To pick up where I left off in the last post about our camping trip in New Mexico, I am sharing these maps to help you see just where in the heck we ended up:
Of course, I looked all of this up once we got home. The map we had to navigate from was this lovely gem my husband printed off before we left the house:
His notes: Trinidad to Walsenburg; get off I-25 in Walsenburg; 160 to Alamosa; 295 to Costilla; 196 to wherever.
“Wherever” is definitely where we ended up!
So here’s the deal: We thought we would just find some dispersed camping in the national forest because that’s normally permitted. BUT, things are a bit different in this part of New Mexico. After talking with the area Forest Ranger and reading all the signs, we discovered that it’s much trickier to do because of two reasons: 1) Every time you see an arrow sign, you must stay on the road and 2) while you can camp a half mile off the road, you are not allowed to drive off said road. So, if you need your vehicle to camp (you’re not backpacking), it’s basically impossible to do so because you have to do it at least a half mile off the road, but you’re not allowed to drive off the road! If you are packing in and out, it’s fine to do so, but you can only leave your vehicle in designated parking areas overnight. I think we saw 3 designated spots in the entire area in which we were exploring!
After much dismay and the waning sun signaling we needed to find “home” for the night, we drove our defeated selves to the nearest campground.
The night was quiet, the stars were out and we slept like logs.
We awoke to songs from unfamiliar birds and a parade of cars cruising down the road as they bid goodbye to the mountains and thanked them for the temporary rest. When the exhaust and dust settled, campsite #7 became a quiet slice of peace hidden in an uninhabited campground.
We almost always get the best camp site in the campground (or, at least that’s how we feel!). Site 7 was free when we rolled in, and it seemed to be one of the most secluded and beautiful. (I suggest anything on the outer loops-even some of the horse sites were nice!) While the interior sites are pretty, they’re not as private.
Our site was a stone’s throw to this meadow behind us:
We LOVED this place! On the back side of this campground there is a trailhead to Shuree Ponds, which is only a half mile away.

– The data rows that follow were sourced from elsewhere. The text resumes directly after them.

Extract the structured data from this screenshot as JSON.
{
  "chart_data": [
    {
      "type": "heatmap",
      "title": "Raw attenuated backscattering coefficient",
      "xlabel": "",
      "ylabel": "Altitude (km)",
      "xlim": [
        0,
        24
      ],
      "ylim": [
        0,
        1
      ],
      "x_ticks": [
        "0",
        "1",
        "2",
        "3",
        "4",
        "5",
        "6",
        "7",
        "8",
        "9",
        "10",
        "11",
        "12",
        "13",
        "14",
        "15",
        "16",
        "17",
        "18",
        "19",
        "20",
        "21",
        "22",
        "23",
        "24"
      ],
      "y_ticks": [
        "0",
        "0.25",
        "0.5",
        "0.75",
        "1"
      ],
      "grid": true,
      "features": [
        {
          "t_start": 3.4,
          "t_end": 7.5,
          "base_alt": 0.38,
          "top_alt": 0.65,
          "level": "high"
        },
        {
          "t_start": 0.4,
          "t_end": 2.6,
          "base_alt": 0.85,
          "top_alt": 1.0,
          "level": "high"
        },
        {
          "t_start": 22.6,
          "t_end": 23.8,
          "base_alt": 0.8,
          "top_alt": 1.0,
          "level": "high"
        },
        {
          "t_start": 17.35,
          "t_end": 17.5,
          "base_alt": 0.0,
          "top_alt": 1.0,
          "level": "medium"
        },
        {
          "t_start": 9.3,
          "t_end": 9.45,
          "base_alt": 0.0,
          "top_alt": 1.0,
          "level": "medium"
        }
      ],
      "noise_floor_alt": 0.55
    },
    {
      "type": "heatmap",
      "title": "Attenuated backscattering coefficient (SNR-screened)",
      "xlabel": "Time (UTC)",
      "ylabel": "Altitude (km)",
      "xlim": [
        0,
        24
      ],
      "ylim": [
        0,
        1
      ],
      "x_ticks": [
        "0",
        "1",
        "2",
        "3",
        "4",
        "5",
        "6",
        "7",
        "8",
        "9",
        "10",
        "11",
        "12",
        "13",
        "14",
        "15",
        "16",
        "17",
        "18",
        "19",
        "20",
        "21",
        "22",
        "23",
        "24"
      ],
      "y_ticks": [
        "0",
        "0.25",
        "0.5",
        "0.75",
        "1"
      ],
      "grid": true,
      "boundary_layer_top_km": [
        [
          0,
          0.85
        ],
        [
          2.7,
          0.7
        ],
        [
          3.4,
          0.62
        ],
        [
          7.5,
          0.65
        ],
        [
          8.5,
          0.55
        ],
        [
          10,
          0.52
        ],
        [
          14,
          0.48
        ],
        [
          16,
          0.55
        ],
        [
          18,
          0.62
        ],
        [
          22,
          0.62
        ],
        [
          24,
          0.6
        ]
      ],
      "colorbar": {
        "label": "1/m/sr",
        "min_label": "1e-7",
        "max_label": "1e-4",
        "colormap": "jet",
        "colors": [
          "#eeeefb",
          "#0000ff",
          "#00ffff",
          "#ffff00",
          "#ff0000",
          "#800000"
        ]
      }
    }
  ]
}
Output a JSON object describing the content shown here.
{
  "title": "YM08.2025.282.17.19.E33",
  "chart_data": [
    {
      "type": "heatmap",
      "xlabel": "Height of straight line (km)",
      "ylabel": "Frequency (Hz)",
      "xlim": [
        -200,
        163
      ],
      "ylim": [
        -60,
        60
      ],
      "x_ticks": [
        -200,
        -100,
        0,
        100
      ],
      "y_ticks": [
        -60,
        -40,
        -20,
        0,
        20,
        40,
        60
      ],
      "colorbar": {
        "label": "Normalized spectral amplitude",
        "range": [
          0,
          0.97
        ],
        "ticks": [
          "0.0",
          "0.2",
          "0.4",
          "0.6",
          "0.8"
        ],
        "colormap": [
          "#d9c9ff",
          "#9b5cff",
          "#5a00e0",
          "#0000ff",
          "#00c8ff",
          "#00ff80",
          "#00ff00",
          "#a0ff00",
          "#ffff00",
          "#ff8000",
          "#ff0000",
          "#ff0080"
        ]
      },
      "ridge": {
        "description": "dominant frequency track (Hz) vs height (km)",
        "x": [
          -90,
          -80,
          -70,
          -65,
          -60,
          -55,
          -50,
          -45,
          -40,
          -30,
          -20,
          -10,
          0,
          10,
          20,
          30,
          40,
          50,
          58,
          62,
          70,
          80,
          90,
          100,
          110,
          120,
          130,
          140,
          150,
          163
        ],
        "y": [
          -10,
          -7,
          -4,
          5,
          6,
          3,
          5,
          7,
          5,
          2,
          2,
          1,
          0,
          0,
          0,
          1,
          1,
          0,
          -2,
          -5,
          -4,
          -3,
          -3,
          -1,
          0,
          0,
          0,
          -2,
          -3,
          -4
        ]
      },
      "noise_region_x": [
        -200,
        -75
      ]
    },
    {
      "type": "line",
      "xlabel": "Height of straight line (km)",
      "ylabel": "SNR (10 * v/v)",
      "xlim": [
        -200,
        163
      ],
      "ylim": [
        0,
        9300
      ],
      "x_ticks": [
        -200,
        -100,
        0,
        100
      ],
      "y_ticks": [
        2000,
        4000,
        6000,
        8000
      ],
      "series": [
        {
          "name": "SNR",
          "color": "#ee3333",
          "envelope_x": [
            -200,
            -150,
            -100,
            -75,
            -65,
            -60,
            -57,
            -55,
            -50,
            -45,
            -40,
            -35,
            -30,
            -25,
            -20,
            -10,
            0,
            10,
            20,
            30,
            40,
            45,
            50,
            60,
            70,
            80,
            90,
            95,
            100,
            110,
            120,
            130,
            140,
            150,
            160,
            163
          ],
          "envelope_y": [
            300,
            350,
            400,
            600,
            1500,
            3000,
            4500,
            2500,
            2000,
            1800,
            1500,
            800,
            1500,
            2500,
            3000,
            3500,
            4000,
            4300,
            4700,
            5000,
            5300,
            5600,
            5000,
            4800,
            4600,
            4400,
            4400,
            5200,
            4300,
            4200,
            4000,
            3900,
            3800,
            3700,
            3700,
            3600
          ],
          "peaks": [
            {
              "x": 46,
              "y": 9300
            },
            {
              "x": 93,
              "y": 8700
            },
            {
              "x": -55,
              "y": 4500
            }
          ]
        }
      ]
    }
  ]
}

The ponds are stocked with fish and the views are magnificent! My next post will feature this place more extensively, because it was definitely picturesque. Small talk with the campground host and park ranger who were hanging out at the ponds (getting the well working after a long winter) helped us understand the area a little better.
We decided to return home on a different route, which was about 35 miles from camp to Hwy 64.
I highly suggest you try camping here if you get a chance. Even if you don’t have the entire campground to yourselves (heaven, isn’t it?), it will be worth it!
Notes about this trip:
Cimarron Campground is not to be confused with Cimarron Canyon campground. We stayed in the mountains above Red River. The Canyon spot is south of where we were, along Hwy 64 on the Cimarron River, closer to Eagle Nest.s
Because the campground had only been open one week (we camped Sun-Wed of Memorial Day weekend), the water hadn’t been tested and therefore was not available. We had 10 gallons of drinking water with us, so we didn’t care. They waved our camping fees because of this (free site for 3 days!!!). This should be a lesson to always travel with plenty of water! There is potable water (usually) and pit toilets at this campground.
You can reserve a site at Cimarron campground on-line here. Enlarge the map to see site #’s and scroll over the site #’s to the left of the map to see photos and brief descriptions of each site.